Когда концерт кончался, слушатели начинали откашливаться и говорили: «Lindo, muy lindo», что значило «очень хорошо».
Затем на патефоне мы проигрывали неповрежденную вторую часть пластинки «Что за славный дружок Мэри», и они опять говорили: «Lindo».
Все были очень довольны. После этого мы с аппетитом приступали к жареной баранине. Потом опять была музыка, недолгая беседа, и, многократно обменявшись приветствиями, мы направлялись в сопровождении наших хозяев на берег.
Ныне мир стал слишком тесен, поэтому некоторые привычки и обычаи цивилизованного мира проникли в самые отдаленные и дикие края. Наши друзья в Баия-Бланке ничего не знали о североамериканском политическом устройстве, почти незнакомы были с нашими коммерческими и научными достижениями, но до них дошло и произвело известное впечатление наше искусство. Кудрявчик не стригся уже целый год. Он этого немного стыдился. Действительно, вряд ли кто еще видел такую пышную курчавую шевелюру.
Узнав, что я некогда был парикмахером, он стал умолять подстричь его.
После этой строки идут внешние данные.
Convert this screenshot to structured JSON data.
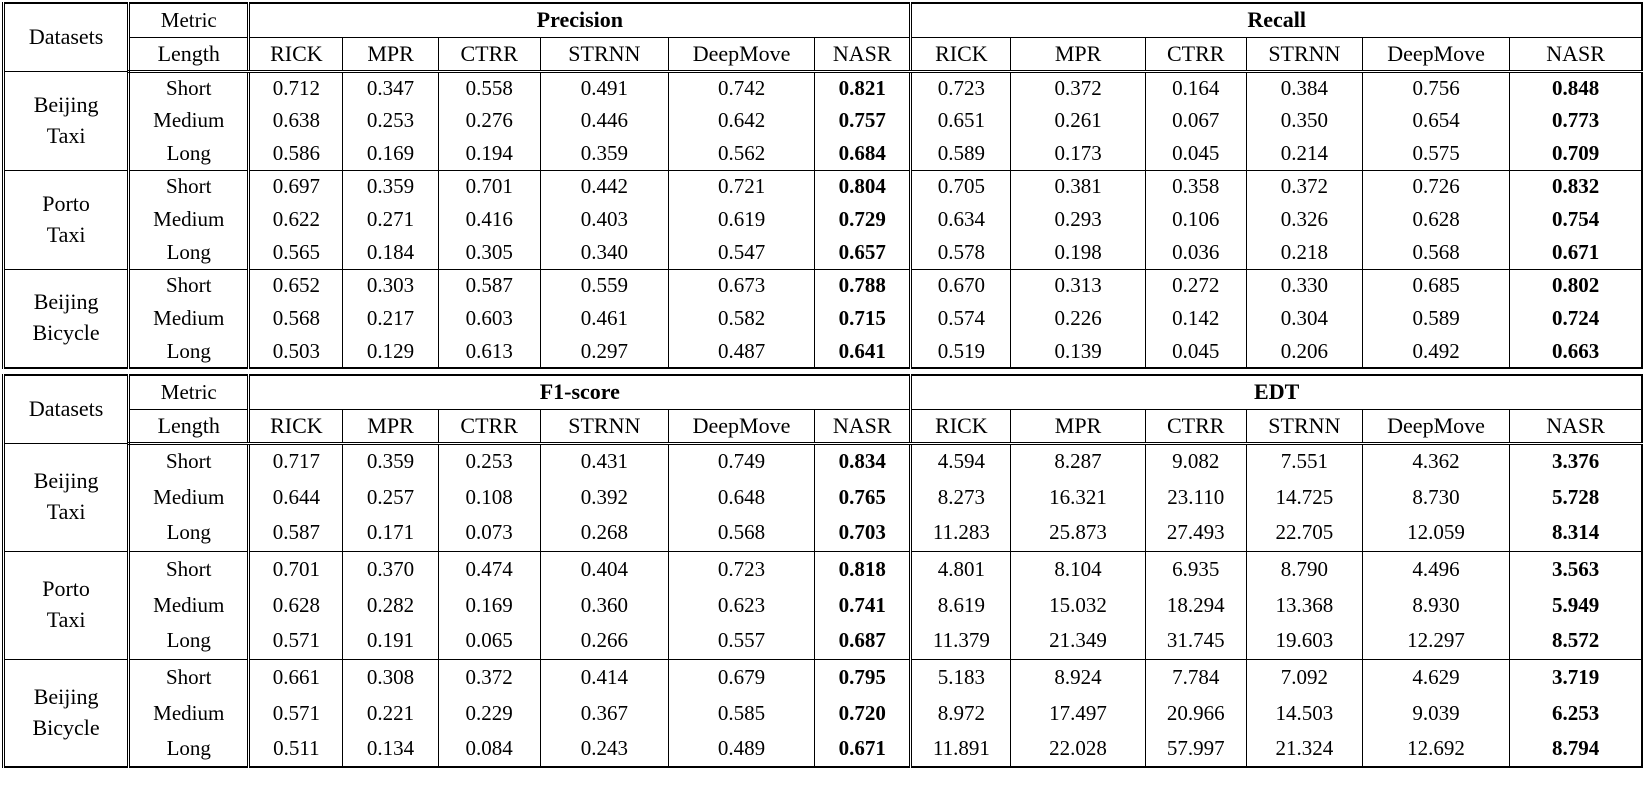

Мне болезненно хотелось обкарнать его покороче, но он не дался.
— Подстригите меня по-североамерикански, — попросил он и подробно объяснил, что имеет в виду.
Строго следуя его инструкциям, я обстриг его локоны так, что над ушами белела полоска кожи и сквозь короткий жесткий ежик голубовато просвечивал череп. Впереди же я оставил черный кудрявый чуб, напоминавший хризантему. С профессиональным изяществом я сдернул с шеи моего клиента полотенце и поднес ему зеркало.
— Lindo! — вскричал он.
— Lindo! — вторил ему пришедший взглянуть дон Антонио.
С довольной и горделивой улыбкой Кудрявчик поблагодарил меня и сказал, что лучше североамериканцев никто не умеет стричь. Вот что на берегах Тьерра-дель-Фуэго знают об Америке!
Так в смене работы и досуга бежали дни. Иногда дул бешеный ветер, иногда умеренный, а порой наступало полнейшее безветрие, и тогда в гладких, как зеркало, зеленых, как нефрит, водах залива, опрокинувшись, отражались горы. Иногда наш наблюдательный взор усматривал, что облака изменили направление. В страшном возбуждении мы прощались с друзьями, выбирали якорь и отплывали. Но какие бы течения ни возникали в воздушном океане, внизу, в узкой щели залива, господствовал только западный ветер. Мы с трудом выходили из бухты, дрейфуя проходили милю-две и затем, обескураженные напрасной тратой времени, поджав хвост, смиренно возвращались обратно.
В глубине бухты Баия-Бланка к берегу подходит большая ледниковая морена, она тянется в глубь побережья к зеленовато-голубому леднику. Этот ледниковый поток стекает к морю из глубины страны и символизирует запустение и одиночество, присущие антарктической зиме. На востоке ледник загораживает огромный плоский купол горы, покрытый льдом и чистейшим снегом. Между ней и более близкой горой на северо-восточном берегу Баия-Бланки простирается на юго-восток широкая долина. Так как на ее горизонте нет горного барьера, она кажется большой дорогой, ведущей на юг.
На краю морены стоял невысокий холм. С его вершины мне впервые открылся этот вид, и тогда и еще много раз потом, когда я созерцал его, сидя на защищенном от ветра склоне холма, меня целиком захватывала красота места. Я много размышлял о ее неотступной и в то же время обманчивой власти над моей душой.
Случайность ли это, что картины природы могут символизировать для человека настроения, склонности и желания его души? Девственные дороги пустыни напоминают о трудном и одиноком пути, который должны превозмочь алчущие души. Сверкающая непорочная белизна высокогорных снегов, — нетронутых и, может быть, недостижимых; красота гор, затянутых туманной дымкой, из-за которой не различишь, земля это или облако; далекие ясные бесстрастные горы — все это символизирует высочайшие устремления духа. Может, это пылкое воображение человека наделяет горы ореолом символики? Скорее же всего, реальные горы и долы, море и бездонные небеса, всегда и неизменно господствующие над человеком, баюкают его в ту раннюю пору, когда он только просыпается к сознательной жизни; вечно улыбающиеся, тоскующие и грозящие ему, они отразились в его натуре и создали его таким, какой он есть.
И даже если человек живет в окружении себе подобных, в его сны вторгаются образы неизведанного края, в городе вечером шелестят деревья, а людям кажется, что они слышат шум и плеск морских волн. Они видят, как луна освещает серебряные пики гор. Вселенная является им во всей своей славе и величии. Людей охватывает беспокойство, в них просыпается свойственная предкам мужественная тяга к приключениям, и они уходят.